Surrounded by shelves packed with books, journals and ledgers detailing centuries of state government history, high school students gathered in the Rhode Island State Library Wednesday to talk about the history they think is missing in their classrooms.
They came to support a bill by Providence Democratic Rep. David Morales that would require public high schools statewide to offer a full-year ethnic studies course starting in the 2026-2027 school year. Beginning with the class of 2030, the course would be a graduation requirement.
“Providence is very diverse. America is a very diverse country, where people of all different backgrounds come to live here,” Milia Odom, an 11th grader at Central High School and youth organizer with the Alliance of RI Southeast Asians (ARISE) and OurSchoolsPVD, told a few dozen people in attendance. “A whole lot of people deserve to know where they come from. They deserve to know where their parents come from, and they deserve to know their history.”
Morales’ name may be on the bill introduced Feb. 28, but he said the students drafted it.
“I just want to reiterate that it was the young people that made that happen,” Morales said, noting that the kids have allies on the school board, in the Providence City Council and at the State House. “But at the end of the day, this work is only happening because it is the young people who are pushing us as lawmakers to make these changes happen.”
The bill text describes a basic curriculum consisting of U.S. and Rhode Island history with a focus on “the experiences of racialized communities,” including Black, Indigenous, Latin American, Asian American, Pacific Islander and Arab American communities. The Armenian Genocide is also listed as an element of the courses, which would fall under social studies. Students would also be required to complete a civics project that would highlight their ability to “reason, make logical arguments and support claims using valid evidence,” the bill reads.
The bill would create a council of student leaders to advise the curriculum-building process, with a student representative and teacher from each school district. The school district’s superintendent and a number of “youth-led” organizations would select the representatives, per the bill text.
If enacted, the legislation would become effective July 1, and the student leadership council would begin meeting in October.
The OurSchoolsPVD coalition, which organized Wednesday’s event, succeeded in getting the Providence School Board to authorize a similar, nonbinding resolution last year. The Providence City Council passed a resolution in support of the new bill last week.
“Rhode Island, as a ‘Lively Experiment’, has been and is home to communities of every description,” Council President Rachel Miller wrote in her resolution.
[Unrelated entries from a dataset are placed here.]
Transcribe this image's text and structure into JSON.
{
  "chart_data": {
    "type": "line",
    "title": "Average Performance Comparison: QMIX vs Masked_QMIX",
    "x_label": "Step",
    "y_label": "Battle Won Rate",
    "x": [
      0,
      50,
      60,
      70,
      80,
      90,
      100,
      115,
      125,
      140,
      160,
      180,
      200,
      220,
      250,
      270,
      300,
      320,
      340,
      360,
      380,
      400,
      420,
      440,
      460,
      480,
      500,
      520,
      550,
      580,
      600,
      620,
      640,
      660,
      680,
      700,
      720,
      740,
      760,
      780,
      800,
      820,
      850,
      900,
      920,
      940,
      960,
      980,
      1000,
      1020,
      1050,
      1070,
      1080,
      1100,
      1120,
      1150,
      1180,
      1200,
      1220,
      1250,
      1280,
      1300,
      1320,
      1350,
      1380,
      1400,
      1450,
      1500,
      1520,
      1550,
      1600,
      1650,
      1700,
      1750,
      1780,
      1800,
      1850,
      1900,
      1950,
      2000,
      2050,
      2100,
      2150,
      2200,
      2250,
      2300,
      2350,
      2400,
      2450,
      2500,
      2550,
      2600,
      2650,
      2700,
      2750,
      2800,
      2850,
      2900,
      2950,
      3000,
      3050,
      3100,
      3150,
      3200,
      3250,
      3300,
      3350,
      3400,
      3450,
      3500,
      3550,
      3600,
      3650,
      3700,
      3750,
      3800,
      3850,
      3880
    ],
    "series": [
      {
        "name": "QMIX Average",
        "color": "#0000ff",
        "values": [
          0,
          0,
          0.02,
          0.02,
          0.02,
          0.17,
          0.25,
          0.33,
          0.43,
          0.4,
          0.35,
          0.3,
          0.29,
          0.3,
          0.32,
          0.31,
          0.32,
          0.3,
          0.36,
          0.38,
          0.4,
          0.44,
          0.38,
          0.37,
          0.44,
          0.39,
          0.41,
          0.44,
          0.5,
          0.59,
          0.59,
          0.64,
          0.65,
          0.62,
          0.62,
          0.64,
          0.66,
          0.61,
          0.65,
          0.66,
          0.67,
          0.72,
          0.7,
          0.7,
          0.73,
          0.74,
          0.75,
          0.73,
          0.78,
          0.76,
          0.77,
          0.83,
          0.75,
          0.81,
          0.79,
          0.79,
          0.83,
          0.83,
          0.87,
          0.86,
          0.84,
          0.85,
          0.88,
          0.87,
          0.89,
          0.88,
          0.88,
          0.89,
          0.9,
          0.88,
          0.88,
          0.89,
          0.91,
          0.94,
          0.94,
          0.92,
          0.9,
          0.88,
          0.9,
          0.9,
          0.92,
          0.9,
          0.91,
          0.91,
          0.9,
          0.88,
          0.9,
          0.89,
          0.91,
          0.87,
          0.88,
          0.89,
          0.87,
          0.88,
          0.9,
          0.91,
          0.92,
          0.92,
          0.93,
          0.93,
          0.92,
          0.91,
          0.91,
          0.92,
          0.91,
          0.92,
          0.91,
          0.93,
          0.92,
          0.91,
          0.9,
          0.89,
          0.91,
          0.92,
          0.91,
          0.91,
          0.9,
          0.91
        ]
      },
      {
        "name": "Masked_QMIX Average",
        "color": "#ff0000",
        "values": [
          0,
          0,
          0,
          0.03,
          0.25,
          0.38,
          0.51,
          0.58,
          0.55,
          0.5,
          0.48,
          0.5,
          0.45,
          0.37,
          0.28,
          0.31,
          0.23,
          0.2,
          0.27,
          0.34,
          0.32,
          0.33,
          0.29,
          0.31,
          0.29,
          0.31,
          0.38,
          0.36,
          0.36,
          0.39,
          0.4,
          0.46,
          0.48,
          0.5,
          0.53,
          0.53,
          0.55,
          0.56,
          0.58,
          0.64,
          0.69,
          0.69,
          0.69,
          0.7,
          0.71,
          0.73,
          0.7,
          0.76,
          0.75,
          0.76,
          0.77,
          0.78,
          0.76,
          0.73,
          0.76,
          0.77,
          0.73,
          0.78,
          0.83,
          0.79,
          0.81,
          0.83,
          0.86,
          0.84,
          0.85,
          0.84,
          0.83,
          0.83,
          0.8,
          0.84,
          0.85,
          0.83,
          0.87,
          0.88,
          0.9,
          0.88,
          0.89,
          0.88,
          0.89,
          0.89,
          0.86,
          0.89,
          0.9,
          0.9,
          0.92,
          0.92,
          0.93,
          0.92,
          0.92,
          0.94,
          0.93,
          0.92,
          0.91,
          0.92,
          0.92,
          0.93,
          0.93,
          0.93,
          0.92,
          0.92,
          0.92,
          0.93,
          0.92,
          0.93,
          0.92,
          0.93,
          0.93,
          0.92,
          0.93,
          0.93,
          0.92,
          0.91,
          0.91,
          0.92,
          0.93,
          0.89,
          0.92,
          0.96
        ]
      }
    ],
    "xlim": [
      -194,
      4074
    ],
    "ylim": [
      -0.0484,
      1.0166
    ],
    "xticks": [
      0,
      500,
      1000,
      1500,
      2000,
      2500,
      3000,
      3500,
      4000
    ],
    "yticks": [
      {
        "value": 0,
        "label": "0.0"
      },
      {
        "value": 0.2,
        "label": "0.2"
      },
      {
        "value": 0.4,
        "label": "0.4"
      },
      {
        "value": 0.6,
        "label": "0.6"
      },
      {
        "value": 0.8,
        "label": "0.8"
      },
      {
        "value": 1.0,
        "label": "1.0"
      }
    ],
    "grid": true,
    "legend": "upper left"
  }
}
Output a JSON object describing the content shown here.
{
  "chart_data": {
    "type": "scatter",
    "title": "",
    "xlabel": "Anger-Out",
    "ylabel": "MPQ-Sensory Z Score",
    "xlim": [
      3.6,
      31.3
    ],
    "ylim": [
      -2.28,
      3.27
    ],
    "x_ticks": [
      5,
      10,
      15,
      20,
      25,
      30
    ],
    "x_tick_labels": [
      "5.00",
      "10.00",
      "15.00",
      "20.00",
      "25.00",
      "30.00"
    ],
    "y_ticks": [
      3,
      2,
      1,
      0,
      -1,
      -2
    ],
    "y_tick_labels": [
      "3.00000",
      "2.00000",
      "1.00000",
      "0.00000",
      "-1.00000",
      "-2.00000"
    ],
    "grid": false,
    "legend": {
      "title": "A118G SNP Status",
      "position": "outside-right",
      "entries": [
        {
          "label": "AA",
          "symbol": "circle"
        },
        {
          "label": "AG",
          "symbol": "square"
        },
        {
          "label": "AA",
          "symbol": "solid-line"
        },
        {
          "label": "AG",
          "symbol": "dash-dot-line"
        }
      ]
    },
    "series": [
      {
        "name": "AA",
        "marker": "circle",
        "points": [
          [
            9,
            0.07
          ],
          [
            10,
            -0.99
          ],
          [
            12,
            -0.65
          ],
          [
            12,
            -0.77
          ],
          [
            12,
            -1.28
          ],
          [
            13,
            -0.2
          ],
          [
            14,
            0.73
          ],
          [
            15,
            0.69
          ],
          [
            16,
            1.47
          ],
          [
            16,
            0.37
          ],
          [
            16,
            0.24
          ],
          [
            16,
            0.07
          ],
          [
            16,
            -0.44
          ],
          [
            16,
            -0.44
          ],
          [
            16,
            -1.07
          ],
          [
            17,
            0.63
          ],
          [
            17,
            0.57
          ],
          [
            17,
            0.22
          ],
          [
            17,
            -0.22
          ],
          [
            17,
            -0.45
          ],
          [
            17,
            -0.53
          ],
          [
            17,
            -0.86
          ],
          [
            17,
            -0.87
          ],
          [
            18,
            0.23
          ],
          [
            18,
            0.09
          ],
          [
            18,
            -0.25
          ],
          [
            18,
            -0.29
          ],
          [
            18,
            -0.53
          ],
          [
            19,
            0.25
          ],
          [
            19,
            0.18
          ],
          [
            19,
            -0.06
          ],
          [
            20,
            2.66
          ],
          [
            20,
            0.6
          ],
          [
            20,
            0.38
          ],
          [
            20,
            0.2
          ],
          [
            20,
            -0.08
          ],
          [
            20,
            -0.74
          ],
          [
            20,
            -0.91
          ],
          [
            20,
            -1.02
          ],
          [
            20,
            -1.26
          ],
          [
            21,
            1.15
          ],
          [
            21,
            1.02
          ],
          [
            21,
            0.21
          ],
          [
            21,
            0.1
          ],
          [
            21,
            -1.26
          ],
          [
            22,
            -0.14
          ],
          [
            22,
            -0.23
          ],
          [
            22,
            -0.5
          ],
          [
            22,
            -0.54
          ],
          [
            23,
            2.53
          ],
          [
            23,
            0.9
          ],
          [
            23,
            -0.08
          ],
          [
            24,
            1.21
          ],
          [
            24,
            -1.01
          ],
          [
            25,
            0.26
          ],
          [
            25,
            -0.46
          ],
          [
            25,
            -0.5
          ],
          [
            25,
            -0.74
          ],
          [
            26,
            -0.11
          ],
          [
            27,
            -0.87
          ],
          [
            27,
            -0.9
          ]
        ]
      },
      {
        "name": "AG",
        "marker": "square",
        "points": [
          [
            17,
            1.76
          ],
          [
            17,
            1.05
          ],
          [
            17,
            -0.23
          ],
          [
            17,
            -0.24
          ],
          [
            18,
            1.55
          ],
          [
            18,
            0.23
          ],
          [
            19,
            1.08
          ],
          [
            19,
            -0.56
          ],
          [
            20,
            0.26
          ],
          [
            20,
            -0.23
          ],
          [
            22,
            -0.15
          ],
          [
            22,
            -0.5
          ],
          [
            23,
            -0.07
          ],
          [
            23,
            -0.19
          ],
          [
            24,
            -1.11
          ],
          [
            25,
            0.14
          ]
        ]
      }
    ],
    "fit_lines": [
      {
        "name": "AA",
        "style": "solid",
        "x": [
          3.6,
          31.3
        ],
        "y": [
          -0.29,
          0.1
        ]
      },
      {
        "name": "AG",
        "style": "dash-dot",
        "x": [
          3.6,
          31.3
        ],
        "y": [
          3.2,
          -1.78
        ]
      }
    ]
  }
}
Miller was not there, but Providence City Council President Pro Tempore Juan M. Pichardo attended the event and gave remarks.
Compared to last year’s school board resolution, Morales’ bill enlarges a municipal goal to a statewide one. The bill leaves room for school districts to design the requisite course in a way that fits their communities. The state education department would provide guidance on the content of these courses and would assist in “expand[ing] diverse educator pipelines to support with the delivery of ethnic studies,” according to the bill.
As of October 2023, students of color comprised 81% of students enrolled in public schools in Central Falls, Pawtucket, Providence, and Woonsocket, according to analysis of state data by Rhode Island KIDS COUNT. Statewide, white students accounted for 51% of the entire K-12 population, Hispanic students 30% and Black students 9%. Multi-racial, Asian, Pacific Islander and Native American students made up about 10%.
Angel Solis, a Central High School graduate who now attends the Community College of Rhode Island, pointed to his own positive experience with an ethnic studies class in his junior year of high school. He said lessons on the resilience of Latin and Native American communities in the face of colonization made him more curious and open-minded.
That helped Solis repair blindspots in his knowledge about his own and others’ heritage, he said.
“When I was a sophomore, I had little general knowledge about what ethnic studies were…Over time, the more I figured out, the more I asked myself, ‘Why don’t we have it?’” Solis recounted.
Jesslynn Melendez, an East Providence High School senior and an OurSchoolsPVD youth leader, thought ethnic studies could help repair negative perceptions about certain ethnic groups for all students.
Having ethnic studies, Melendez said, could foster a “community where students will know the hardships of certain cultures and groups, [and] how saying certain things or suggesting certain things aren’t a joke, but harmful.”
Nine Democrats joined Morales in co-sponsoring the bill. Morales said a Senate version is in the works, with Sen. Hanna Gallo, a Cranston Democrat, as lead sponsor.
The bill has not yet been scheduled for a hearing before the House Committee on Education.
“Decades from now, when y’all have children and they’re taking an ethnic studies course, you can let them know Mom was on the front line fighting for this bill to become law,” Morales said.